Departing the theatre into the wet and cold night, I was still trembling from the dramatics of the reading and felt certain that I was surrounded by apparitions and spirits, but Father seemed to have recovered himself and declared that it was quite the most enjoyable evening he had spent in many years.

“He’s every bit as good an actor as he is a writer,” he pronounced as we made our way back across the park, reversing our earlier walk, the rain starting yet again as we marched along, the fog making it almost impossible for us to see more than a few steps ahead of ourselves.

“I believe he often takes part in dramatics,” I said. “At his own home and the homes of his friends.”

“Yes, I’ve read that,” agreed Father. “Wouldn’t it be wonderful to be invited to—”

Another coughing fit overtook him and he struggled for air as he bent over, assuming an undignified position on the street.

“Father,” I said, putting my arm around his shoulders as I attempted to right him. “We must get you home. The sooner you are out of those wet clothes and lying in a hot bath the better it will be.”

He nodded and struggled on, coughing and sneezing as we leaned on each other for support. To my relief the rain came to
an abrupt halt as we rounded Bayswater Road for Brook Street, but with every step I took I could feel my feet growing more and more soaked through my shoes and dreaded to think of how wet Father’s must be. Finally we were home and he forced himself into the metal bathtub for a half hour before changing into his nightshirt and gown and joining me in the parlour.

“I shall never forget tonight, Eliza,” he remarked when we were seated side by side by the fire, sipping on hot tea and eating buttered toast, the room filled again by the scent of cinnamon and chestnuts from his pipe. “He was a capital fellow.”

“I found him truly terrifying,” I replied. “I enjoy his books almost as much as you, of course, but I wish he had read from one of his dramatic novels. I don’t care for ghost stories.”

“You’re frightened by them?”

“Unsettled,” I said, shaking my head. “I think any story which concerns itself with the afterlife and with forces that the human mind cannot truly understand risks disquiet for the reader. Although I don’t think I’ve ever experienced fear in the way that others do. I don’t understand what it is to be truly frightened, just how it feels to be disconcerted or uncomfortable. The signalman in the story, for example. He was terrified at the horror he knew was sure to come his way. And that woman in the audience who ran screaming from the hall. I can’t imagine what it must feel like to be that scared.”

“Don’t you believe in ghosts, Eliza?” he asked and I turned to look at him, surprised by the question. It was dark in the room and he was illuminated only by the glow of the reddened coals that made his eyes appear darker than usual and his skin glow with the colour of the sporadic flames.

“I don’t know,” I said, uncertain how I truly felt about the question. “Why, do you?”

“I believe that woman was an imbecile,” declared Father. “That’s what I believe. Mr. Dickens had barely even begun to speak when she took fright. She should have been excluded from the start if she was of such a sensitive disposition.”

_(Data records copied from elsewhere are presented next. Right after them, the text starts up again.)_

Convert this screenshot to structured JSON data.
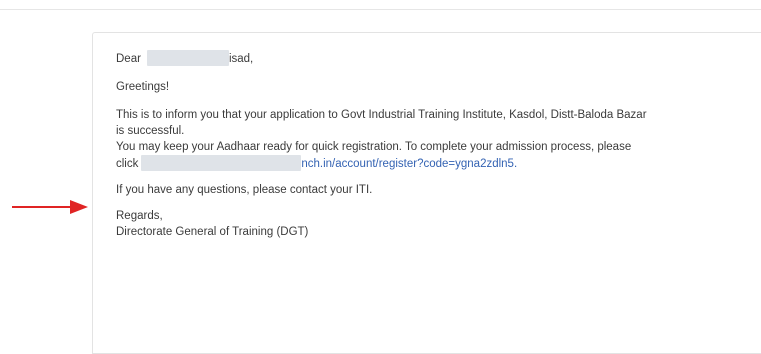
{
  "email": {
    "greeting_prefix": "Dear",
    "greeting_suffix": "isad,",
    "salutation": "Greetings!",
    "para1_line1": "This is to inform you that your application to Govt Industrial Training Institute, Kasdol, Distt-Baloda Bazar",
    "para1_line2": "is successful.",
    "para2_line1": "You may keep your Aadhaar ready for quick registration. To complete your admission process, please",
    "para2_prefix": "click",
    "link_visible": "nch.in/account/register?code=ygna2zdln5",
    "link_end": ".",
    "questions": "If you have any questions, please contact your ITI.",
    "closing": "Regards,",
    "signature": "Directorate General of Training (DGT)"
  },
  "annotation": {
    "arrow_color": "#e02424",
    "arrow_icon": "arrow-right-icon"
  }
}
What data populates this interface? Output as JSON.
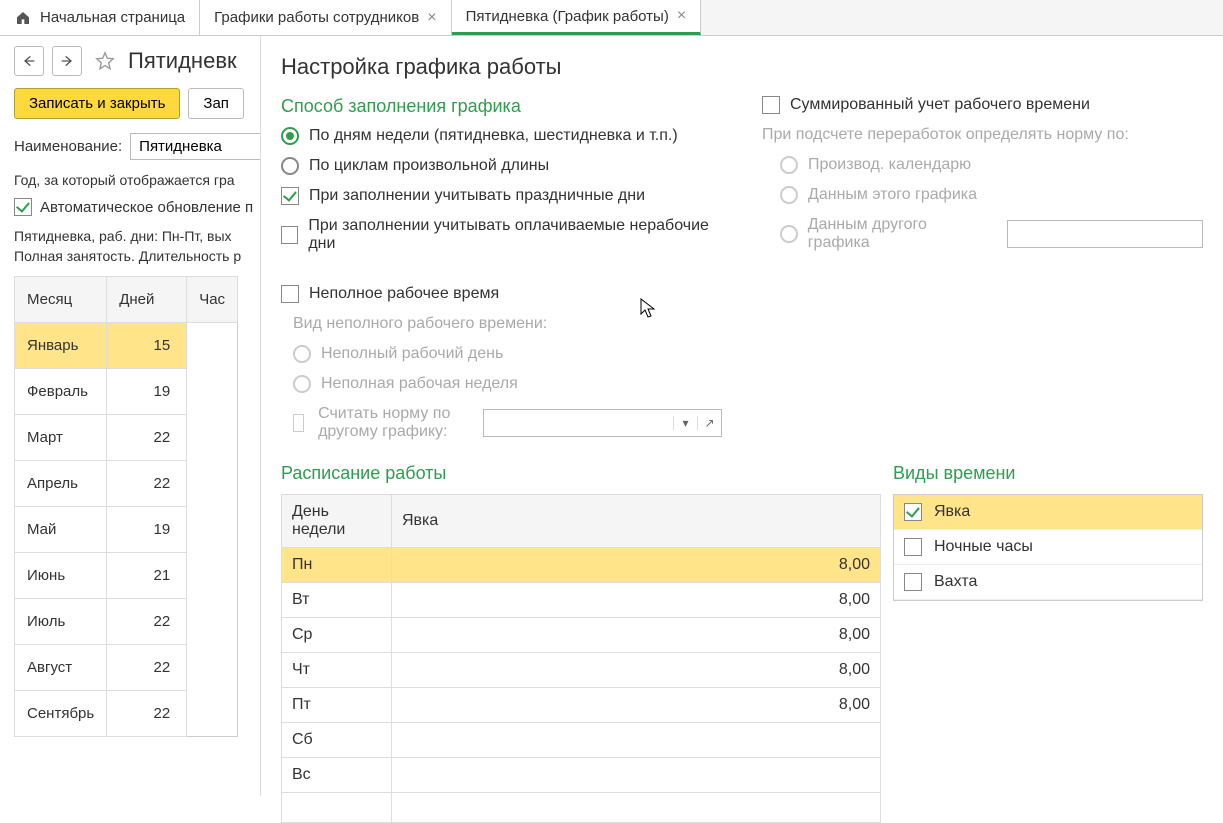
{
  "tabs": {
    "home": "Начальная страница",
    "list": "Графики работы сотрудников",
    "current": "Пятидневка (График работы)"
  },
  "page": {
    "title_truncated": "Пятидневк",
    "save_close": "Записать и закрыть",
    "save": "Зап",
    "name_label": "Наименование:",
    "name_value": "Пятидневка",
    "year_label_truncated": "Год, за который отображается гра",
    "auto_update_truncated": "Автоматическое обновление п",
    "summary_line1": "Пятидневка, раб. дни: Пн-Пт, вых",
    "summary_line2": "Полная занятость. Длительность р"
  },
  "month_table": {
    "col_month": "Месяц",
    "col_days": "Дней",
    "col_hours": "Час",
    "rows": [
      {
        "month": "Январь",
        "days": "15",
        "selected": true
      },
      {
        "month": "Февраль",
        "days": "19"
      },
      {
        "month": "Март",
        "days": "22"
      },
      {
        "month": "Апрель",
        "days": "22"
      },
      {
        "month": "Май",
        "days": "19"
      },
      {
        "month": "Июнь",
        "days": "21"
      },
      {
        "month": "Июль",
        "days": "22"
      },
      {
        "month": "Август",
        "days": "22"
      },
      {
        "month": "Сентябрь",
        "days": "22"
      }
    ]
  },
  "overlay": {
    "title": "Настройка графика работы",
    "fill_method_title": "Способ заполнения графика",
    "opt_by_weekday": "По дням недели (пятидневка, шестидневка и т.п.)",
    "opt_by_cycle": "По циклам произвольной длины",
    "opt_holidays": "При заполнении учитывать праздничные дни",
    "opt_paid_nonwork": "При заполнении учитывать оплачиваемые нерабочие дни",
    "opt_summed": "Суммированный учет рабочего времени",
    "norm_label": "При подсчете переработок определять норму по:",
    "norm_calendar": "Производ. календарю",
    "norm_this": "Данным этого графика",
    "norm_other": "Данным другого графика",
    "opt_parttime": "Неполное рабочее время",
    "parttime_kind": "Вид неполного рабочего времени:",
    "parttime_day": "Неполный рабочий день",
    "parttime_week": "Неполная рабочая неделя",
    "opt_other_norm": "Считать норму по другому графику:",
    "schedule_title": "Расписание работы",
    "col_day": "День недели",
    "col_att": "Явка",
    "days": [
      {
        "d": "Пн",
        "v": "8,00",
        "selected": true
      },
      {
        "d": "Вт",
        "v": "8,00"
      },
      {
        "d": "Ср",
        "v": "8,00"
      },
      {
        "d": "Чт",
        "v": "8,00"
      },
      {
        "d": "Пт",
        "v": "8,00"
      },
      {
        "d": "Сб",
        "v": ""
      },
      {
        "d": "Вс",
        "v": ""
      }
    ],
    "time_types_title": "Виды времени",
    "time_types": [
      {
        "label": "Явка",
        "checked": true,
        "selected": true
      },
      {
        "label": "Ночные часы",
        "checked": false
      },
      {
        "label": "Вахта",
        "checked": false
      }
    ]
  }
}
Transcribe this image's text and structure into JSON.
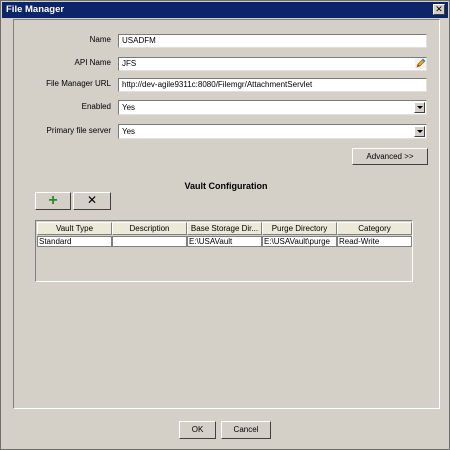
{
  "window": {
    "title": "File Manager",
    "close_glyph": "✕"
  },
  "form": {
    "name_label": "Name",
    "name_value": "USADFM",
    "api_label": "API Name",
    "api_value": "JFS",
    "url_label": "File Manager URL",
    "url_value": "http://dev-agile9311c:8080/Filemgr/AttachmentServlet",
    "enabled_label": "Enabled",
    "enabled_value": "Yes",
    "primary_label": "Primary file server",
    "primary_value": "Yes",
    "advanced_label": "Advanced >>"
  },
  "vault": {
    "title": "Vault Configuration",
    "add_glyph": "+",
    "remove_glyph": "✕",
    "columns": [
      "Vault Type",
      "Description",
      "Base Storage Dir...",
      "Purge Directory",
      "Category"
    ],
    "rows": [
      [
        "Standard",
        "",
        "E:\\USAVault",
        "E:\\USAVault\\purge",
        "Read-Write"
      ]
    ]
  },
  "footer": {
    "ok_label": "OK",
    "cancel_label": "Cancel"
  },
  "icons": {
    "api_field_icon": "pencil-icon"
  },
  "colors": {
    "title_bar": "#0b246a",
    "dialog_bg": "#d4d0c8",
    "add_icon": "#2a8a2a"
  }
}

“The truth is I’ve always preferred his more realistic tales,” I continued, looking away. “The novels that explore the lives of orphans, his tales of triumph over adversity. Masters Copperfield, Twist and Nickleby will always hold a greater place in my affections than Mr. Scrooge or Mr. Marley.”

“Marley was dead, to begin with,”
stated Father in a deep voice, imitating the writer so well that I shuddered.
“There is no doubt whatever about that.”

“Don’t,” I said, laughing despite myself. “Please.”

I fell asleep quite soon after going to bed but it was a fitful and unhappy sleep. My dreams were supplanted by nightmares. I encountered spirits where I should have undertaken adventures. My landscape was dark graveyards and irregular vistas rather than Alpine peaks or Venetian canals. But nevertheless I slept through the night and when I woke, feeling groggy and out of sorts, the morning light was already coming through my curtains. I looked at my wall clock; it was almost ten past seven and I cursed myself, knowing that I would certainly be late for work and still had Father’s breakfast to prepare. However, when I entered his room a few minutes later to see whether his condition had improved in the night, I could see immediately that he was far more ill than I had previously realized. The rain of the evening before had taken hold of him and the chill seemed to have entered into his very bones. He was deathly pale, his skin damp and clammy, and I took great fright, dressing immediately and running to the end of our mews where Dr. Connolly, a friend and physician of long standing, lived. He came back
with me and did everything in his power, I have no doubt of that, but he told me there was nothing we could do but wait for the fever to break, or hope that it would, and I spent the rest of the day by Father’s bedside, praying to a god who did not often trouble my thoughts, and by early evening, when the sun had descended again to be replaced by our perpetual and tormenting London fog, I felt Father’s grasp of my hand grow weaker until he slipped away from me entirely, gathered quietly to his reward, leaving me an orphan like those characters I had spoken of the night before, if one can truly be called an orphan at twenty-one years of age.

Chapter Three

F
ATHER

S FUNERAL TOOK
place the following Monday morning in St. James’s Church in Paddington and I took some comfort in the fact that half a dozen of his co-workers from the British Museum, along with three of my own colleagues from St. Elizabeth’s School where I had employment as a teacher of small girls, attended to offer their sympathies. We had no living relatives and so there were very few mourners, among them the widow who lived next door to us but who had always seemed loath to acknowledge me in the street; a polite but shy young student whom Father had been mentoring in his insect studies; our part-time domestic girl, Jessie; and Mr. Billington, the tobacconist on Connaught Street who had been providing Father with his cinnamon-infused tobacco for as long as I could recall and whose presence made me feel rather emotional and grateful.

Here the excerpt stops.